Der Chef der Linksfraktion, Oskar Lafontaine, sieht Deutschland im Klassenkampf. Wenn man Klassenkampf als Auseinandersetzung um das gemeinsam Erwirtschaftete verstehe, dann seien Arbeitnehmer und Rentner die Verlierer, während Selbstständige und Vermögende zu den Gewinnern zählten, sagte Lafontaine dem "Spiegel".

Der alte Begriff der politischen Linken vom Klassenkampf kehre wieder. "Das Pendel schlägt zurück. Dazu trage ich meinen Teil bei", sagte Lafontaine. Die Analysen des Mitbegründers der kommunistischen Lehre, Karl Marx, fänden heute ihre Bestätigung. "Die Machtkonzentration in den Händen einiger weltweit operierender Unternehmen ist sogar noch größer als er es vorhergesehen hat."

Lafontaine warf der Bundesregierung und den anderen im Bundestag vertretenen Parteien vor, eine neoliberale Politik zu betreiben. "Es gibt in diesem Bundestag keine linke Mehrheit" wiederholte er frühere Äußerungen. Außer der Linken seien nur Parteien im Parlament vertreten, die die Arbeitsmarktreformen Agenda 2010 sowie Hartz IV und völkerrechtswidrige Kriege befürworteten.

Zum Teil distanzierte sich Lafontaine von der Berliner Landespartei, die Koalitionspartner der SPD ist. "Einige Entscheidungen des Senats werden in der Partei, auch von mir, diskutiert und kritisiert." Die Linkspartei habe in der Hauptstadt aber die Privatisierung von öffentlichen Betrieben verhindert.

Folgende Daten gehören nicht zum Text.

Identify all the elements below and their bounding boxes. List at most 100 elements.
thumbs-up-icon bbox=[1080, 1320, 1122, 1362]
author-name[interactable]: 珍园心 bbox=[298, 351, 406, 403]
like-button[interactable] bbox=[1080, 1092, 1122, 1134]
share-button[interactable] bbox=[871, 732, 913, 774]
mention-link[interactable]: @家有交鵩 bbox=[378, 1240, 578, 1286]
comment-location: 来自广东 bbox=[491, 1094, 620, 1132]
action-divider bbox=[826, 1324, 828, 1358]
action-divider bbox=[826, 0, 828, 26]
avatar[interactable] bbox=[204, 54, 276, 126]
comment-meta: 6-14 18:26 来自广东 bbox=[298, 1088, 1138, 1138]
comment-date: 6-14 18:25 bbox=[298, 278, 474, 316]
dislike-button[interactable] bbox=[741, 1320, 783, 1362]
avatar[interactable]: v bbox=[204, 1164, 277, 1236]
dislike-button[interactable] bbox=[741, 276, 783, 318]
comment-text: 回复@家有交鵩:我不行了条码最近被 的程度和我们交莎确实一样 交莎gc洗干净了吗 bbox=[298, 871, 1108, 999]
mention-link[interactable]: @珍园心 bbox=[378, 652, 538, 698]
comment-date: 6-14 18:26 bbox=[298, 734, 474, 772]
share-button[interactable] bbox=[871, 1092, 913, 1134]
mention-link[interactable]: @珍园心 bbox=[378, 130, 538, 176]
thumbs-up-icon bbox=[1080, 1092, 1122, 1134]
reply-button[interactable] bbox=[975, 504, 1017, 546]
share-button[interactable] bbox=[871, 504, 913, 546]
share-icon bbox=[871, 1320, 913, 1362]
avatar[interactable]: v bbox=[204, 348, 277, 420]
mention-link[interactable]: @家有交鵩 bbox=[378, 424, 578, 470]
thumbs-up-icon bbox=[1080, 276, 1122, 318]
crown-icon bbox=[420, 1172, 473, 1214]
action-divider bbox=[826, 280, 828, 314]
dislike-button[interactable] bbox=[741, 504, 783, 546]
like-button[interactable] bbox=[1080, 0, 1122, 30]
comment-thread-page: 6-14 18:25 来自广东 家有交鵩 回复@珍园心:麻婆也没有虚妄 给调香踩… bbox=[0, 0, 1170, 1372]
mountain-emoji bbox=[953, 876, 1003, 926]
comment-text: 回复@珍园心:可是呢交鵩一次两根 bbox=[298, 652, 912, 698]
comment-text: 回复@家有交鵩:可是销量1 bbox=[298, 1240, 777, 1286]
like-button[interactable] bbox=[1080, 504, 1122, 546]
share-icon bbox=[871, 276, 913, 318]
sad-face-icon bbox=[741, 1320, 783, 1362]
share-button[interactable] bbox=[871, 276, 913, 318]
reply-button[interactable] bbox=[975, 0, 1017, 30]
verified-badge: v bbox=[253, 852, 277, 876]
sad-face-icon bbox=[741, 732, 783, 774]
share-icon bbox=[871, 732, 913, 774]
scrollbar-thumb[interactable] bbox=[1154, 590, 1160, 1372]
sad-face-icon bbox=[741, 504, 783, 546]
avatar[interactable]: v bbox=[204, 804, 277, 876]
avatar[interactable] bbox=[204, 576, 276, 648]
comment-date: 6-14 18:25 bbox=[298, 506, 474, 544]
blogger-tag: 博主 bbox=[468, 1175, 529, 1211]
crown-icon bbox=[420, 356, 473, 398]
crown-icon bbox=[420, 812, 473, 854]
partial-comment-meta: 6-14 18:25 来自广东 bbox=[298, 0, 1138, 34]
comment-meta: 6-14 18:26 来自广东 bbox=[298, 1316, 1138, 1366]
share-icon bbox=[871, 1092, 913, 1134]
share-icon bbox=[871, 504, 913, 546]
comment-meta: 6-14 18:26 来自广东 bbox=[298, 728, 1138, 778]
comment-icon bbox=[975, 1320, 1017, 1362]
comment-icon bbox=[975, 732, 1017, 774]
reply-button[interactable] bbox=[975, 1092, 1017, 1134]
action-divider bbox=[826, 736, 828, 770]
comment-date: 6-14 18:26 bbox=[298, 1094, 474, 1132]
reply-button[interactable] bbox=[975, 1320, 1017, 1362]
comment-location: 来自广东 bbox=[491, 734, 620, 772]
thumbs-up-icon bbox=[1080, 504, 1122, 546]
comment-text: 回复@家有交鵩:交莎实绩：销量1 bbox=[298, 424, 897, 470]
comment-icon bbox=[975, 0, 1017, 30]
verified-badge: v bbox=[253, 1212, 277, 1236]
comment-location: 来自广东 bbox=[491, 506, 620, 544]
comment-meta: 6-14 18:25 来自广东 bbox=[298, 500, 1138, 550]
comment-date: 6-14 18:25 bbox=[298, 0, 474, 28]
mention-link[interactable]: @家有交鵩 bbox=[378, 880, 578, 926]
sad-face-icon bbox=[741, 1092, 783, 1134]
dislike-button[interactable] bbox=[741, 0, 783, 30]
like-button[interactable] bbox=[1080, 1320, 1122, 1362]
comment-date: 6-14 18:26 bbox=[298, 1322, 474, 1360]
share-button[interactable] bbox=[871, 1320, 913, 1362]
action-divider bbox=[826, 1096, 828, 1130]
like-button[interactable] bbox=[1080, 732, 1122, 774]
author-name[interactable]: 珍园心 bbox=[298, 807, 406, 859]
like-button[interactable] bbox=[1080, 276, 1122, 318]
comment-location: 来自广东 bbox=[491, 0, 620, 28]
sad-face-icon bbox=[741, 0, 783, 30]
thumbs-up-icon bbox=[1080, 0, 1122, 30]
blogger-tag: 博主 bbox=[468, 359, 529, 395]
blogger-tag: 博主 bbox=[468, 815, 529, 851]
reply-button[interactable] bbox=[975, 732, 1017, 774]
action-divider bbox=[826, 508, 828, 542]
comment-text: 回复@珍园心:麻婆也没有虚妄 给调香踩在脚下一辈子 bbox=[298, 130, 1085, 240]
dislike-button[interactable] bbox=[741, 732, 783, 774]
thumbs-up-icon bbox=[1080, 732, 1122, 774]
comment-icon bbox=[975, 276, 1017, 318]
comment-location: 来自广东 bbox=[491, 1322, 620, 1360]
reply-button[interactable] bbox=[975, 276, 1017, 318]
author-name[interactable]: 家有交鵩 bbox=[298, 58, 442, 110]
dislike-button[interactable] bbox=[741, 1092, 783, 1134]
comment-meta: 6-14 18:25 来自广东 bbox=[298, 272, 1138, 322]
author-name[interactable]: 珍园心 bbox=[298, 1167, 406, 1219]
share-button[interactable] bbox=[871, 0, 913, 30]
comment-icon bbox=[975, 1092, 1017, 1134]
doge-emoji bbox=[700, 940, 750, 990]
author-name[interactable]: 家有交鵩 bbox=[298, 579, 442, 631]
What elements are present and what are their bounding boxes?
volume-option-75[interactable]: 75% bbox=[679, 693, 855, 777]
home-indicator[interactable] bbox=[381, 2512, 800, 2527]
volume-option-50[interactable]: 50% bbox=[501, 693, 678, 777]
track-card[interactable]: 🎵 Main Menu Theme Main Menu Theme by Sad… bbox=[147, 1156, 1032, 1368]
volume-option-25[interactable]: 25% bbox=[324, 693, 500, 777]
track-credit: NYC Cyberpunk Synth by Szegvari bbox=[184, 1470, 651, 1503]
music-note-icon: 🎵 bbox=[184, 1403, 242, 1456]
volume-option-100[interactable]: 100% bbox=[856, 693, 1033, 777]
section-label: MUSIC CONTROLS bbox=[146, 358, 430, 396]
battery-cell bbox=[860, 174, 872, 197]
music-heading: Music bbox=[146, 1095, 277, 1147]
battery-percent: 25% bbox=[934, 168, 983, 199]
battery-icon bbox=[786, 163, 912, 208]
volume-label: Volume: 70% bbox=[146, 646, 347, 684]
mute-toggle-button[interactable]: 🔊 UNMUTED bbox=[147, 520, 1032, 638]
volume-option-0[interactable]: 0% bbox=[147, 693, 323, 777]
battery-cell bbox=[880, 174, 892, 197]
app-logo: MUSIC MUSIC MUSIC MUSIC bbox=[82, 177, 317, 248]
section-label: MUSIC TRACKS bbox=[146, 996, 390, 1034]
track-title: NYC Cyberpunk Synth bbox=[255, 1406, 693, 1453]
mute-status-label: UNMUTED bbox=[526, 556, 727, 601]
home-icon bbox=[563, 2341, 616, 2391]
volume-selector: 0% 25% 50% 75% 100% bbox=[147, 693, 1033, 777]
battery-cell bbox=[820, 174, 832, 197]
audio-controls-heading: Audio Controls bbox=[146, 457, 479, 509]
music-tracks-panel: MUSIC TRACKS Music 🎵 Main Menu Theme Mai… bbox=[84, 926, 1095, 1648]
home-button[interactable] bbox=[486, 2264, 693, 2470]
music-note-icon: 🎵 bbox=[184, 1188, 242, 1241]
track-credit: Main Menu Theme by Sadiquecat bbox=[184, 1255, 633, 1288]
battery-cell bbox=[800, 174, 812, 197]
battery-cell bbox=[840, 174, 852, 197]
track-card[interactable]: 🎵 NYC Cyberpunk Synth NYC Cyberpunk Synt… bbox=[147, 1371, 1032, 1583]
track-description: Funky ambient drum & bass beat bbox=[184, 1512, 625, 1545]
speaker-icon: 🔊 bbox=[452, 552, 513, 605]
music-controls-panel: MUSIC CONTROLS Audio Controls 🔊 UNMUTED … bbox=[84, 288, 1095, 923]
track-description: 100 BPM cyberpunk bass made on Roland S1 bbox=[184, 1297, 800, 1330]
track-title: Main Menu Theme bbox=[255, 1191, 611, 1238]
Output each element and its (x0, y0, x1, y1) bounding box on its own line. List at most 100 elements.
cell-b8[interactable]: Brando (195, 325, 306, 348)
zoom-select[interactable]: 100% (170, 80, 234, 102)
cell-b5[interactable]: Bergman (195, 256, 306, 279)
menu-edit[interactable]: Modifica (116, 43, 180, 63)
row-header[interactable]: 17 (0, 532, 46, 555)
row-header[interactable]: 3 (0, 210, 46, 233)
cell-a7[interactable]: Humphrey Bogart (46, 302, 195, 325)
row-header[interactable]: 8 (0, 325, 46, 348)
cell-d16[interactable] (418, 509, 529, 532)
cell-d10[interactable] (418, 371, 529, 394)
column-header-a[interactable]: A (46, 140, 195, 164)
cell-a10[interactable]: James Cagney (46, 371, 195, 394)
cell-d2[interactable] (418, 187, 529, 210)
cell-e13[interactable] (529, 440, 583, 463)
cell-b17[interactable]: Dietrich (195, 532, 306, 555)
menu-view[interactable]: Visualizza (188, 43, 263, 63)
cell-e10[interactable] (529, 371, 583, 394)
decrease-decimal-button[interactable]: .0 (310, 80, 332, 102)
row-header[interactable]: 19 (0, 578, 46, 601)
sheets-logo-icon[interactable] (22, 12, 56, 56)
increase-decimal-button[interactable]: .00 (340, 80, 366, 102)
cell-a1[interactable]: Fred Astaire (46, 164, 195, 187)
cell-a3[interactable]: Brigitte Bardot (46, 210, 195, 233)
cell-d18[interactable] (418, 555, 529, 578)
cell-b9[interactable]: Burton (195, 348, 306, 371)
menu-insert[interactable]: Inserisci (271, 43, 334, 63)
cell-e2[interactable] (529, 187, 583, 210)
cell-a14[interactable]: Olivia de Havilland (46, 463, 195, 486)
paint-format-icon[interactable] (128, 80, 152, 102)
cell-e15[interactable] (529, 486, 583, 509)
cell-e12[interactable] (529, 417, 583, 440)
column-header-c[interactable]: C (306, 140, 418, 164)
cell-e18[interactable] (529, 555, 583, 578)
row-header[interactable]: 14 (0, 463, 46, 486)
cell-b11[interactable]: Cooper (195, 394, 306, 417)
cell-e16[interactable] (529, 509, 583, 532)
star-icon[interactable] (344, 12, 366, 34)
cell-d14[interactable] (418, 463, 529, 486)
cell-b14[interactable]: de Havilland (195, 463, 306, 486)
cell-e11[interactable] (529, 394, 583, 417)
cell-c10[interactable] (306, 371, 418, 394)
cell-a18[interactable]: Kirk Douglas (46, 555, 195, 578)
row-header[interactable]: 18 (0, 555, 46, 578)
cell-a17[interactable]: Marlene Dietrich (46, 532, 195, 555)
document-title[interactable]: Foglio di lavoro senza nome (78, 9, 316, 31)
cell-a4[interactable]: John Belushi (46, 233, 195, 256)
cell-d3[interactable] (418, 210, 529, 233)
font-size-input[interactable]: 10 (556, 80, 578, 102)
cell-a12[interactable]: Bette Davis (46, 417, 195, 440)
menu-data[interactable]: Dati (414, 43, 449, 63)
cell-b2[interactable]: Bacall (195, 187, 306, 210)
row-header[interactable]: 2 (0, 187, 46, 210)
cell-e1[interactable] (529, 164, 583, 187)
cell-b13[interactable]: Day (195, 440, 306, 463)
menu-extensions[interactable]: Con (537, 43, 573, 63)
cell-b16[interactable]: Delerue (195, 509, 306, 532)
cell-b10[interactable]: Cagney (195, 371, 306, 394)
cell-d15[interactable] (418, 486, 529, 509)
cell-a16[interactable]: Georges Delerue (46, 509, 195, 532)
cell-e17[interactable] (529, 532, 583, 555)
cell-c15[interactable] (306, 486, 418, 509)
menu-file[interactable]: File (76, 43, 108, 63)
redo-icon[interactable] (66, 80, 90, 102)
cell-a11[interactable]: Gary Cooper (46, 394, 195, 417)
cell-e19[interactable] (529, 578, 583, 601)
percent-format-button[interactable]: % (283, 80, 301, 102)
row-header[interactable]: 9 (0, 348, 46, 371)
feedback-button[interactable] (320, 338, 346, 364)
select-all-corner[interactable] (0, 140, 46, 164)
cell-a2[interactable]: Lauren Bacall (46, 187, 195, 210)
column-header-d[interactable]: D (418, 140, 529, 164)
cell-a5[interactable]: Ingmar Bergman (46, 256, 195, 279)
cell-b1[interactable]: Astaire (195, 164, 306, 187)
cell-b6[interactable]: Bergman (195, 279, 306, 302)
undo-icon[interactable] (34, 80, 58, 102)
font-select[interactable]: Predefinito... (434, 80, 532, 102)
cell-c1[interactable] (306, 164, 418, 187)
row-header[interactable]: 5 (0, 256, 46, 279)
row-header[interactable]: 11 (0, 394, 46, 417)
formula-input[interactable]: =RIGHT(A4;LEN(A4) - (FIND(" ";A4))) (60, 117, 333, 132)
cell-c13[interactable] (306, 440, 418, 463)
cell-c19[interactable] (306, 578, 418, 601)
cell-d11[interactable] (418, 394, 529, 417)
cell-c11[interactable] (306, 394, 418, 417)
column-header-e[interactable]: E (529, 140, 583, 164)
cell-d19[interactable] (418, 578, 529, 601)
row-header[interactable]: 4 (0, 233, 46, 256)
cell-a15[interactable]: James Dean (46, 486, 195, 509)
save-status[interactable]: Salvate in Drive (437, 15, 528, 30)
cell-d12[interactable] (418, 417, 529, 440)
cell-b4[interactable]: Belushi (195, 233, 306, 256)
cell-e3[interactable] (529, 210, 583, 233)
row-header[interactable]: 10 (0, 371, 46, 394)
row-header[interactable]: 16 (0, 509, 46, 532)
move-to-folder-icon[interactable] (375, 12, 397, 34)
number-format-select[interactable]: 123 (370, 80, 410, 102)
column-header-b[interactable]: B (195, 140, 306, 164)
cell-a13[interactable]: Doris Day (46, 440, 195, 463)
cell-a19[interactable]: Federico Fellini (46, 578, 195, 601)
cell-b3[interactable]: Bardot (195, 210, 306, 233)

Die Berliner WASG hatte entschieden, zur Abgeordnetenhauswahl im Herbst mit eigener Liste und damit gegen die Linkspartei anzutreten. Die umbenannte PDS und Lafontaines Wahlalternative Arbeit und Soziale Gerechtigkeit (WASG) wollen 2007 zu einer Partei fusionieren. Die Entscheidung der Berliner WASG bedeute keine Gefahr für den bundesweiten Zusammenschluss, sagte Lafontaine.